Herkesten bir, "Ooo!" sesleri geldi bu kez de. Koşmaya başlayıp alt kata kadar indim. Okulun bahçesine çıktığımda bir o yana bir bu yana baktım. Kaçabilirdim ama uğraşmak yerine kapıya kadar koştum hafif tempoda. Yaklaştığımda ise güvenlik beni fark etti. Onu umursamayıp okuldan çıktım ve koşarak uzaklaştım.

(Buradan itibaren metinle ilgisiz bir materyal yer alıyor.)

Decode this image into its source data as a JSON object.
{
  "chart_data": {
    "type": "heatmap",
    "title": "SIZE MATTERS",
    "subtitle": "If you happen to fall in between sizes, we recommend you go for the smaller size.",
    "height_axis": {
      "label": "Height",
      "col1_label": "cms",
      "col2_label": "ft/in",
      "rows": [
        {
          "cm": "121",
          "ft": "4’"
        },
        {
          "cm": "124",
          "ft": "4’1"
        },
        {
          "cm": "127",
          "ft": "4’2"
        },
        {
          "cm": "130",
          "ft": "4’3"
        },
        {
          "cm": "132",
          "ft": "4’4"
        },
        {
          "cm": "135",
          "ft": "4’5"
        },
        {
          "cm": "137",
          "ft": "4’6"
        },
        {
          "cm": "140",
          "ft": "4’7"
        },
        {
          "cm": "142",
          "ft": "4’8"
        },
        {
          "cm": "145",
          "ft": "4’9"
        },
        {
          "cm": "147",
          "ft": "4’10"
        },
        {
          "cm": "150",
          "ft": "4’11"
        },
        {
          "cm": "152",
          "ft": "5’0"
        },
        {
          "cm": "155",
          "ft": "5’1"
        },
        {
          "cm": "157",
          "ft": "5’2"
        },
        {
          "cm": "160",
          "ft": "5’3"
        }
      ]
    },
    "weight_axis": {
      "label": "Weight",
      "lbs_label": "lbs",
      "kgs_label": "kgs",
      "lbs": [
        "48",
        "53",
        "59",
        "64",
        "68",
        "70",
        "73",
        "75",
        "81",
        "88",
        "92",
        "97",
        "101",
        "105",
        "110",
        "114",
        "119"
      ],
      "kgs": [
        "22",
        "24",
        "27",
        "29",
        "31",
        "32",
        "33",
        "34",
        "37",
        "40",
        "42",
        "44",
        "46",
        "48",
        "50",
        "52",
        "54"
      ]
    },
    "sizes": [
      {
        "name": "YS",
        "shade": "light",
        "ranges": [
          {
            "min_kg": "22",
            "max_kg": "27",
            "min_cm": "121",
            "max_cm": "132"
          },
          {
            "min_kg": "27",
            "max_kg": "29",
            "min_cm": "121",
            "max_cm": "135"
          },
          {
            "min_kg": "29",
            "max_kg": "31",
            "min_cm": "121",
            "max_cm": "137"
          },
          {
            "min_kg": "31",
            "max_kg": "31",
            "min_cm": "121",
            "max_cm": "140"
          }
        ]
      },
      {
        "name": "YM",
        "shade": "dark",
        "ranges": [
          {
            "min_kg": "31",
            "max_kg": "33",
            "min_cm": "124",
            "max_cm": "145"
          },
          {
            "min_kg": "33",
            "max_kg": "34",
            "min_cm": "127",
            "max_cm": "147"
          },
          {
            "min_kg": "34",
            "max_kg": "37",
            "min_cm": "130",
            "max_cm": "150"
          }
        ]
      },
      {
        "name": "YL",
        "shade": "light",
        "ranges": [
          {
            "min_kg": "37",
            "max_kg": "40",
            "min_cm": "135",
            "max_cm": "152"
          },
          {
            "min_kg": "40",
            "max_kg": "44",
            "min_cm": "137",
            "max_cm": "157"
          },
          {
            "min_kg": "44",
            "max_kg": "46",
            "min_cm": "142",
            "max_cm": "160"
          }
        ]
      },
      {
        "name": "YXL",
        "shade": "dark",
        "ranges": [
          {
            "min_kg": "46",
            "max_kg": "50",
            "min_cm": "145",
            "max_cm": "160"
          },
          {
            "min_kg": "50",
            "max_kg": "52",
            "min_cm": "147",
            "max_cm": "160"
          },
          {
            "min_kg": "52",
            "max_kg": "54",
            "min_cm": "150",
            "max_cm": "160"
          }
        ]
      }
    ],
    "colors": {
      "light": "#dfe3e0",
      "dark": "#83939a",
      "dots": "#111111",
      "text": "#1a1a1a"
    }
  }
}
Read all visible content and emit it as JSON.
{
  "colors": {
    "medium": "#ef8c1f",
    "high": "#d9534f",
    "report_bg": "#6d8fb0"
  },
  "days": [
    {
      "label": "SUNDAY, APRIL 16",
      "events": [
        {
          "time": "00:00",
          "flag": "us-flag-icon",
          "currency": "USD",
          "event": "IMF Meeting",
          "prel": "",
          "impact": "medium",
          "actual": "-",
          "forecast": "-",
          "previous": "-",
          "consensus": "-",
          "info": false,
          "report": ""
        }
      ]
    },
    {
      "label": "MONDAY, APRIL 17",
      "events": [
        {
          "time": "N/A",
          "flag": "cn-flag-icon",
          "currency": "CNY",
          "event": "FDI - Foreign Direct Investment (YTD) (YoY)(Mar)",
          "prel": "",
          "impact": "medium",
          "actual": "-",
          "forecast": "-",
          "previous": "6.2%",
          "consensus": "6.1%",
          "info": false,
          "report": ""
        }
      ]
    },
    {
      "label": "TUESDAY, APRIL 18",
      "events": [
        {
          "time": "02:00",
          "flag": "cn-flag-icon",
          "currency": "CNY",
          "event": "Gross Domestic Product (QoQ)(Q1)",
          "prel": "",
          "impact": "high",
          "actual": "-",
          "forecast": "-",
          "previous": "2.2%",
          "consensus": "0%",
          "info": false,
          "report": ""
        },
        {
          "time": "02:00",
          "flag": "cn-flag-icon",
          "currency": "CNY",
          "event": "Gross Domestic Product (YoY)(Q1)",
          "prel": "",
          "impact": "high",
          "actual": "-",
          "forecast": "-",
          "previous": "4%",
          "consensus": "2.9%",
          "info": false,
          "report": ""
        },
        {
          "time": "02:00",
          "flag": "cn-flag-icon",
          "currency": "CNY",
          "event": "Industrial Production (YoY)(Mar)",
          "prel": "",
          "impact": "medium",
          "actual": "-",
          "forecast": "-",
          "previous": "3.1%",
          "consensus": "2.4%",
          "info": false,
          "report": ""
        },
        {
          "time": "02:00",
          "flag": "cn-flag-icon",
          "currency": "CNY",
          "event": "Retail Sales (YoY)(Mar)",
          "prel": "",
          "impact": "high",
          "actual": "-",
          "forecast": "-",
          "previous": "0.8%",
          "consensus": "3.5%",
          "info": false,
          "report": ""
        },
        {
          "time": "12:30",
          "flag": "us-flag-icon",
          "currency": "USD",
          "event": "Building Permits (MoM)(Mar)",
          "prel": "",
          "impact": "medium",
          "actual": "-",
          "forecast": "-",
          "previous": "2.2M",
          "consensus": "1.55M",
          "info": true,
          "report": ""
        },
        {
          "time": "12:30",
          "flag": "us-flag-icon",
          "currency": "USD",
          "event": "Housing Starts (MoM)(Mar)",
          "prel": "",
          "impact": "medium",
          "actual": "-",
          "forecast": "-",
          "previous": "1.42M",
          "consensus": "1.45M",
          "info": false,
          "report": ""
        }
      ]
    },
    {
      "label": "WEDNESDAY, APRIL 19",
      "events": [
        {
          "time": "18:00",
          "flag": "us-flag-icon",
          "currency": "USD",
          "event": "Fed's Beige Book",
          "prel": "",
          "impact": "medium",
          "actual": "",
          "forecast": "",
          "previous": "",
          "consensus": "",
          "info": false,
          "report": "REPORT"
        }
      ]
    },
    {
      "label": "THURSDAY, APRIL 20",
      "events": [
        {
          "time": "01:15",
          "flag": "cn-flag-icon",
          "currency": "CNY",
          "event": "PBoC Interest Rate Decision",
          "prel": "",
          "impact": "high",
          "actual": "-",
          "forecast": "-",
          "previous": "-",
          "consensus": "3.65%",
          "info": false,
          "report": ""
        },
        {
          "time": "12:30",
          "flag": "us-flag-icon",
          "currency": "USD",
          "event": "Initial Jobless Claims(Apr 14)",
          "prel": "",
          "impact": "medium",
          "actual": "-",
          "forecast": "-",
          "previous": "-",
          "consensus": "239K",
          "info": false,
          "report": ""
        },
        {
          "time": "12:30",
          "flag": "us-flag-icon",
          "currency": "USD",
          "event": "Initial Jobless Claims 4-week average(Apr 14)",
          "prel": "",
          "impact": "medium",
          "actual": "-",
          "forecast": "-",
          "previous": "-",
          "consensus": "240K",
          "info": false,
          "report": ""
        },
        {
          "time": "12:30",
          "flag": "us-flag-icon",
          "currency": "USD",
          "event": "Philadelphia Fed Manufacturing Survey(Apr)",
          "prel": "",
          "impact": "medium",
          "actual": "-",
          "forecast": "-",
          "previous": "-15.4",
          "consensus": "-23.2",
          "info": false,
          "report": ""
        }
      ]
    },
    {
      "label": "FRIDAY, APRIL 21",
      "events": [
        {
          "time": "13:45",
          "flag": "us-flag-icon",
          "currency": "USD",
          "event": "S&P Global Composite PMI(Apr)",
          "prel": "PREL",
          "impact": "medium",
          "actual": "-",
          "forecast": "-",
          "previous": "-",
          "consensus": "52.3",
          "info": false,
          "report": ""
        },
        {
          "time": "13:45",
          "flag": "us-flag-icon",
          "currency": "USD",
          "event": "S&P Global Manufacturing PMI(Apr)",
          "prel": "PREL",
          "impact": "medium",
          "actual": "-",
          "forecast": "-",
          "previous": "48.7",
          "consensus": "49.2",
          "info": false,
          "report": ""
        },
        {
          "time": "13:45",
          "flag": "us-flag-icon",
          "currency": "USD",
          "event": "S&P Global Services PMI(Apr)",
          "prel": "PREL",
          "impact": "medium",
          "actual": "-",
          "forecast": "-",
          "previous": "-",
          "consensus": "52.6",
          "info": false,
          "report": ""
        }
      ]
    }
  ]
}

Tükenene kadar, Yorulana kadar koşuyordum. "Koş, koş, koş..." deyip duruyordum kendime.
Gözyaşlarım yanaklarımdan aşağıya doğru süzüldü ve yere düştü.
Çok yorulmuştum. Etrafıma baktığımda karşıdaki park gözüme çarptı. -Bu kez yürüyerek- parka gittim ve banklardan birine oturdum. Çantamı çıkartıp yanıma koydum ve elimin tersi ile gözyaşlarımı sildim. Hafif esen rüzgar ise suratımda kurumalarına sebep oluyordu. Hiçbir şey yapmadan, öylece oturdum.
"Keşke o an... Keşke o an yerin dibine girseydim." dedim seslice. Ne parkta, ne de etrafta kimse yoktu. Tek başımaydım, her zaman ki gibi. Burada daha fazla durmanın bir anlamı yoktu. Zaten dinlenmek için gelmiş ve yeterince dinlenmiştim. Artık evime gidip rahat rahat ağlayabilir, rahat rahat bağırabilir, rahat rahat çığlıklar atabilir ve kendi karanlık dünyam da dibine kadar acı çekebilirdim.